Emmanuel Levinas : faire retraite dans le poème
Levinas propose dans ce texte une méditation sur Celan. Ce dernier appartient au cercle fermé de ceux qui, avec Agnon, Buber, Derrida, Jabès, Kierkegaard, Proust, habitent l’auteur. Il leur prête au besoin ses propres interrogations. Car à travers eux la tension de la pensée reste vive et ne cesse d’être en ébullition parfois tragique.
Tous proposent des élans vers l’autre. Mais Celan plus que les autres. L’autre est ce « tiers » énigmatique rencontré autant Sur le chemin de la vie (titre de la préface de Michaux) que sur celui de l’œuvre dans son désir d’atteindre la totale altérité en dépit d’une incommunicabilité dont ni Levinas ni l’objet de son étude ne sont dupes. Pour le premier, le second a su ne pas opter pour le faux risque du récit. Il a préféré une logique de la métamorphose sans pour autant caresser le « temps pur » cher à Proust. Levinas a pu capter chez Celan une expérience existentielle majeure par le poème et l’expérience du langage qu’il implique dans son autrement dire et son autrement être.
Le penseur trouve chez Celan un approfondissement à la séparation parfois quelque peu tranchante et « simple » que la philosophie se plaît à caresser — et dont la sienne n’est en autres lieux pas exempte. Il découvre une percée de l’ambiguïté et de l’ « insinuation» au sens quasi « physique » du terme. Levinas pour qui à la fois la relation à autrui est essentiellement langage, l’éthique inséparable de la parole, la transcendance accomplie dans le discours, saisit chez le poète des propositions plus complexes, car le phénomène d’écriture ne s’y réduit pas à un hégélianisme.

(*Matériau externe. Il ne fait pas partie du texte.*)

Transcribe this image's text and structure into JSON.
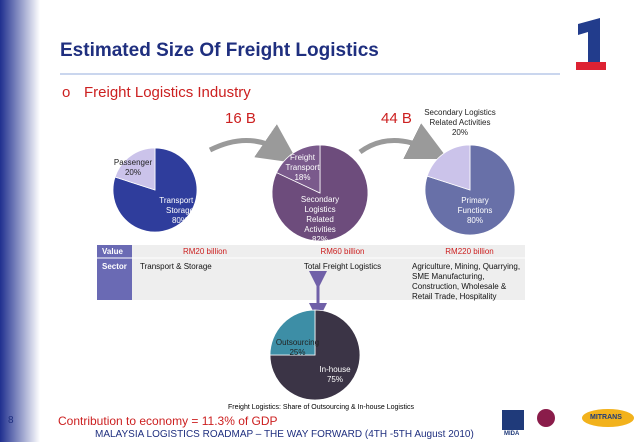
{
  "slide": {
    "title": "Estimated Size Of Freight Logistics",
    "bullet_marker": "o",
    "bullet": "Freight Logistics Industry",
    "arrow_left_label": "16 B",
    "arrow_right_label": "44 B",
    "table": {
      "rows": [
        [
          "Value",
          "RM20 billion",
          "RM60 billion",
          "RM220 billion"
        ],
        [
          "Sector",
          "Transport & Storage",
          "Total Freight Logistics",
          "Agriculture, Mining, Quarrying, SME Manufacturing, Construction, Wholesale & Retail Trade, Hospitality"
        ]
      ]
    },
    "caption": "Freight Logistics: Share of  Outsourcing & In-house Logistics",
    "page_number": "8",
    "contribution": "Contribution to economy = 11.3% of GDP",
    "footer": "MALAYSIA LOGISTICS ROADMAP – THE WAY FORWARD (4TH -5TH  August 2010)",
    "logos": [
      "MIDA",
      "MITRANS"
    ]
  },
  "chart_data": [
    {
      "type": "pie",
      "categories": [
        "Transport & Storage",
        "Passenger"
      ],
      "values": [
        80,
        20
      ],
      "value_labels": [
        "80%",
        "20%"
      ],
      "colors": [
        "#2f3d9c",
        "#cbc3ea"
      ]
    },
    {
      "type": "pie",
      "categories": [
        "Secondary Logistics Related Activities",
        "Freight Transport"
      ],
      "values": [
        82,
        18
      ],
      "value_labels": [
        "82%",
        "18%"
      ],
      "colors": [
        "#6d4c7c",
        "#7a5a8c"
      ]
    },
    {
      "type": "pie",
      "categories": [
        "Primary Functions",
        "Secondary Logistics Related Activities"
      ],
      "values": [
        80,
        20
      ],
      "value_labels": [
        "80%",
        "20%"
      ],
      "colors": [
        "#6870a8",
        "#cbc3ea"
      ]
    },
    {
      "type": "pie",
      "categories": [
        "In-house",
        "Outsourcing"
      ],
      "values": [
        75,
        25
      ],
      "value_labels": [
        "75%",
        "25%"
      ],
      "colors": [
        "#3b3446",
        "#3d8ea6"
      ]
    }
  ]
}
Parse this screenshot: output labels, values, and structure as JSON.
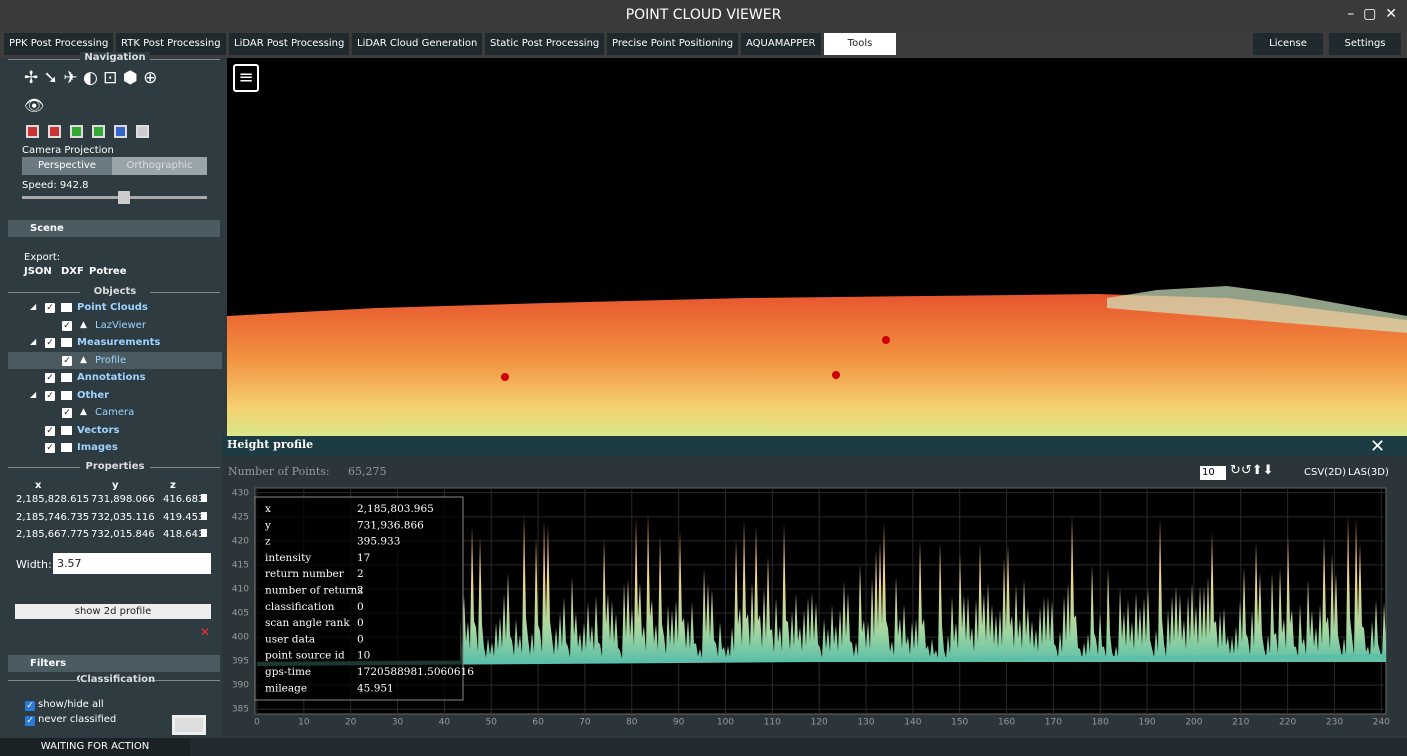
{
  "title": "POINT CLOUD VIEWER",
  "tabs": [
    "PPK Post Processing",
    "RTK Post Processing",
    "LiDAR Post Processing",
    "LiDAR Cloud Generation",
    "Static Post Processing",
    "Precise Point Positioning",
    "AQUAMAPPER",
    "Tools"
  ],
  "active_tab": 7,
  "right_tabs": [
    "License",
    "Settings"
  ],
  "sidebar": {
    "navigation": "Navigation",
    "camera_projection": "Camera Projection",
    "projections": [
      "Perspective",
      "Orthographic"
    ],
    "speed": "Speed: 942.8",
    "scene": "Scene",
    "export": "Export:",
    "formats": [
      "JSON",
      "DXF",
      "Potree"
    ],
    "objects": "Objects",
    "tree": [
      {
        "label": "Point Clouds",
        "children": [
          "LazViewer"
        ]
      },
      {
        "label": "Measurements",
        "children": [
          "Profile"
        ]
      },
      {
        "label": "Annotations",
        "children": []
      },
      {
        "label": "Other",
        "children": [
          "Camera"
        ]
      },
      {
        "label": "Vectors",
        "children": []
      },
      {
        "label": "Images",
        "children": []
      }
    ],
    "properties": "Properties",
    "columns": [
      "x",
      "y",
      "z"
    ],
    "rows": [
      [
        "2,185,828.615",
        "731,898.066",
        "416.683"
      ],
      [
        "2,185,746.735",
        "732,035.116",
        "419.453"
      ],
      [
        "2,185,667.775",
        "732,015.846",
        "418.643"
      ]
    ],
    "width_label": "Width:",
    "width_value": "3.57",
    "show_profile": "show 2d profile",
    "filters": "Filters",
    "classification": "Classification",
    "checks": [
      "show/hide all",
      "never classified"
    ]
  },
  "status": "WAITING FOR ACTION",
  "profile": {
    "title": "Height profile",
    "points_label": "Number of Points:",
    "points": "65,275",
    "count": "10",
    "exports": [
      "CSV(2D)",
      "LAS(3D)"
    ],
    "xlim": [
      0,
      241
    ],
    "ylim": [
      384,
      431
    ],
    "xticks": [
      0,
      10,
      20,
      30,
      40,
      50,
      60,
      70,
      80,
      90,
      100,
      110,
      120,
      130,
      140,
      150,
      160,
      170,
      180,
      190,
      200,
      210,
      220,
      230,
      240
    ],
    "yticks": [
      385,
      390,
      395,
      400,
      405,
      410,
      415,
      420,
      425,
      430
    ],
    "tooltip": [
      [
        "x",
        "2,185,803.965"
      ],
      [
        "y",
        "731,936.866"
      ],
      [
        "z",
        "395.933"
      ],
      [
        "intensity",
        "17"
      ],
      [
        "return number",
        "2"
      ],
      [
        "number of returns",
        "2"
      ],
      [
        "classification",
        "0"
      ],
      [
        "scan angle rank",
        "0"
      ],
      [
        "user data",
        "0"
      ],
      [
        "point source id",
        "10"
      ],
      [
        "gps-time",
        "1720588981.5060616"
      ],
      [
        "mileage",
        "45.951"
      ]
    ]
  }
}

La « surface du dire » est donc plus abyssale que les mots peuvent le laisser « penser » lorsqu’ils se contentent de la rationalité discursive ou philosophique et qu’à l’inverse ils se rapprochent de ce que Mallarmé avait déjà établi : « l’accomplissement du langage coïncide avec sa disparition, où tout se parle mais où la parole n’est plus elle-même que l’apparence de ce qui a disparu ». Celan traite de cette « dissimulation » de l’incommunicable et de la manifestation d’une nuit qui finira par emporter le poète. Celan trouve donc un moyen d’approfondir l’échange. Et son livre devient un hommage à la dette qu’il doit au Créateur.
jean-paul gavard-perret
Emmanuel Levinas, Paul Celan, de l’être à l’autre, préface d’Henri Michaux, lavis d’Alexandre Hollan, Editions Fata Morgana, Fontfroide le Haut, 2018, 48 p.